A SWINE flu jab given to thousands of Scots children carried an increased risk of causing the development of a severe sleep disorder, research says.

The antidote, used during the swine flu pandemic that began in 2009, is associated with a 14-fold increase in a child's risk of the chronic disorder, which causes excessive sleepiness.

More than one million Pandemrix vaccines were distributed in Scotland during the swine flu pandemic and it was given to six million people in Britain.

Of those, more than 80,000 children aged six months to 16 years north of the Border were given the vaccine as well as 850,000 English children.

It was also given to 200,000 more in the UK when supplies of the seasonal flu vaccine diminished, from October 2010 to February 2011.

Concerns about the link resulted in a review of Pandemrix by the European Medicines Agency in August 2010, but the Scottish Government decided it would not be withdrawn as there were no linked cases of narcolepsy reported.

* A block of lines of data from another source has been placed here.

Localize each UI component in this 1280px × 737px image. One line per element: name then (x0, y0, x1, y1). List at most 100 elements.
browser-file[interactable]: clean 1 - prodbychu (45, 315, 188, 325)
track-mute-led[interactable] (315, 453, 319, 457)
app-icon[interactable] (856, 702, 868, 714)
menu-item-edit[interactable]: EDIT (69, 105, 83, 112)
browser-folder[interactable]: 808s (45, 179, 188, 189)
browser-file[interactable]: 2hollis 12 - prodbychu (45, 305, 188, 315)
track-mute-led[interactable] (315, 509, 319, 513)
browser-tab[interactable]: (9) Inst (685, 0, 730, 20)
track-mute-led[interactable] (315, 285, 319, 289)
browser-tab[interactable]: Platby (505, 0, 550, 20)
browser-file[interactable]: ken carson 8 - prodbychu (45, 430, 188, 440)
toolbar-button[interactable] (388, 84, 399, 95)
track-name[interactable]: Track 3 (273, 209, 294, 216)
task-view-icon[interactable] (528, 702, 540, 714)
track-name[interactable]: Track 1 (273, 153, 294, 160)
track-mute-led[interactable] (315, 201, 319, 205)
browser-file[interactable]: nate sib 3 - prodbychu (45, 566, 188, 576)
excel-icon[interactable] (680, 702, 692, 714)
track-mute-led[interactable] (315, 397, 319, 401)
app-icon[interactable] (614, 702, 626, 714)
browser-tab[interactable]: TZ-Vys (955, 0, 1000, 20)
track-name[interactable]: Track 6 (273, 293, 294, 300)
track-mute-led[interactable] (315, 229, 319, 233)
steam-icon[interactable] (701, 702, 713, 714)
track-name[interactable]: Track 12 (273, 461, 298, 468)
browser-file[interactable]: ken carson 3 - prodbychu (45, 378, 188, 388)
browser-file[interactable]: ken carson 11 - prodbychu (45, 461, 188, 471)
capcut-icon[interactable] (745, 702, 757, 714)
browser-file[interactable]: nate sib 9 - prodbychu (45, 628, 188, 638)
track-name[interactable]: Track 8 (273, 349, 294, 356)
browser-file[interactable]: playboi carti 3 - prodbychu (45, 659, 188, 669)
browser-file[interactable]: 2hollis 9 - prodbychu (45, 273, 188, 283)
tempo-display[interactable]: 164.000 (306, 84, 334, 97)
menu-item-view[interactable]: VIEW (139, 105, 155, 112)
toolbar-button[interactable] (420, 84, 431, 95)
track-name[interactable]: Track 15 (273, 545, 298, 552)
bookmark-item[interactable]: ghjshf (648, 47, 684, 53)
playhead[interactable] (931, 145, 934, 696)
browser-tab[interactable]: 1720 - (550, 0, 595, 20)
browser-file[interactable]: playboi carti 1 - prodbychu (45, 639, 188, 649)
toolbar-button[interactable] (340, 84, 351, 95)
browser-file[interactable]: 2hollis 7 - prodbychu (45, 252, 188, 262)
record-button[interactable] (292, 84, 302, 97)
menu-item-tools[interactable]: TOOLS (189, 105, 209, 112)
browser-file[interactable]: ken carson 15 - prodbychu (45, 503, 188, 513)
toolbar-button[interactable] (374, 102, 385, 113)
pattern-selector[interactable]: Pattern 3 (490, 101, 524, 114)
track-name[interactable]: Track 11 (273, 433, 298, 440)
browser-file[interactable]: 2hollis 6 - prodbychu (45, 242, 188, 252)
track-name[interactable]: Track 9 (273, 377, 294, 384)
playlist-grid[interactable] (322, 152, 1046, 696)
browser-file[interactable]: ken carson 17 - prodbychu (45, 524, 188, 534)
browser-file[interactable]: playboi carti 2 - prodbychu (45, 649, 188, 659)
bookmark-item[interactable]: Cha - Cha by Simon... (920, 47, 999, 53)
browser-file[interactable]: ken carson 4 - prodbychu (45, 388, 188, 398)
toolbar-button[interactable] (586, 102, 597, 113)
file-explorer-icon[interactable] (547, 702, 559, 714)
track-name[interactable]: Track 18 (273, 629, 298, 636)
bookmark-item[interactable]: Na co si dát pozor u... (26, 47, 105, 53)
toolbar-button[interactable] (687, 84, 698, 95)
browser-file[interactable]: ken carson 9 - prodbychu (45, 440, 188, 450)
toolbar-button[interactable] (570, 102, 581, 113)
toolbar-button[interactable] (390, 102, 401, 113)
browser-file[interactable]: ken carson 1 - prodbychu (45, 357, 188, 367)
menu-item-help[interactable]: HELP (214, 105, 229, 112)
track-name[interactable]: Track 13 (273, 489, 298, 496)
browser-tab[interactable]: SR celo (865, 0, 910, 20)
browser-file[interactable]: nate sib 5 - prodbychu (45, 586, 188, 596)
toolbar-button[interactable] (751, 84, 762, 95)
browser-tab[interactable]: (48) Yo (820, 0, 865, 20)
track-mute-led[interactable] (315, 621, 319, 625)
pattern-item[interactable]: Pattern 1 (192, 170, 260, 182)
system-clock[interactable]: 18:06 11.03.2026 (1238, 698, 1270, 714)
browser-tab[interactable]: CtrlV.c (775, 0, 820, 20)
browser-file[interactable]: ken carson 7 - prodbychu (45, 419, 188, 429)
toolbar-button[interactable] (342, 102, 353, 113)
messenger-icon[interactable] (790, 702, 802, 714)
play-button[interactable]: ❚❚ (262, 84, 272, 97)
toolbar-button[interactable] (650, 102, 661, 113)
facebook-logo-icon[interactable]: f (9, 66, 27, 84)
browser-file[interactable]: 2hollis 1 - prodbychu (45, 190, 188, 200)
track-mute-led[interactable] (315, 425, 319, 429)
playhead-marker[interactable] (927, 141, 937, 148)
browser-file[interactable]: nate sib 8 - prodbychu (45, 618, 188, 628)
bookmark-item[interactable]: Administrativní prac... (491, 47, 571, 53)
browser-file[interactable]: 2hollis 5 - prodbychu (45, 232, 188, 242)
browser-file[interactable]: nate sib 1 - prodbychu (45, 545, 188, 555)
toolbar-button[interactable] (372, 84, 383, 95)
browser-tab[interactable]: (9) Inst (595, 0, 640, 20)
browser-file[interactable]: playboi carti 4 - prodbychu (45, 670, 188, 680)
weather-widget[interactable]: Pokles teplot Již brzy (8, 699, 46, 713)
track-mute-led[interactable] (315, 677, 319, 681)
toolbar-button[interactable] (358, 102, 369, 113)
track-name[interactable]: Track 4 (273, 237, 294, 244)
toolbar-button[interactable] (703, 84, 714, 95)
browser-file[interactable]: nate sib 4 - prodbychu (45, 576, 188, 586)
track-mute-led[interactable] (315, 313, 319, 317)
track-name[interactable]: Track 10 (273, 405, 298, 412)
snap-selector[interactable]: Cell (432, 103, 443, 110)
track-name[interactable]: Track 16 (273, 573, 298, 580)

The research, published in the British Medical Journal, revealed that, for every 55,000 doses of the GlaxoSmithKline drug delivered, around one child developed the condition.

In total, 75 child narcolepsy sufferers who attended sleep centres across England were examined from January 2008. Researchers from the Health Protection Agency and Papworth and Addenbrooke's hospitals in Cambridge found 11 of them had received the vaccine before their symptoms began.

After adjusting for clinical conditions, the authors associated the vaccination with a 14-fold increase risk of narcolepsy. But health experts cautioned that many children who received the jab are well and are expected to remain fine as symptoms appear to develop a few months after the vaccine is given. The injection has not been in use for almost two years.

Narcolepsy, which is thought to affect 20,000 people in the UK, has a genetic component but has to be triggered by other factors for the condition to appear. It commonly includes bouts of daytime sleepiness, but can also bring nightmares, hallucinations, and cataplexies when strong emotions trigger a sudden loss of muscle strength. It has no known cure, but can be treated.

A Scottish Government spokesman said: "The results of the HPA study on narcolepsy are consistent with earlier evidence from some other EU countries. The Medicines and Healthcare Products Regulatory Agency confirmed the risk of developing narcolepsy following Pandemrix vaccine was very low. In Scotland, Pandemrix is no longer used.

"Current seasonal flu vaccines have not been linked to narcolepsy, and this issue has no implications for the safety of the seasonal flu vaccine programme or any other vaccines in current use."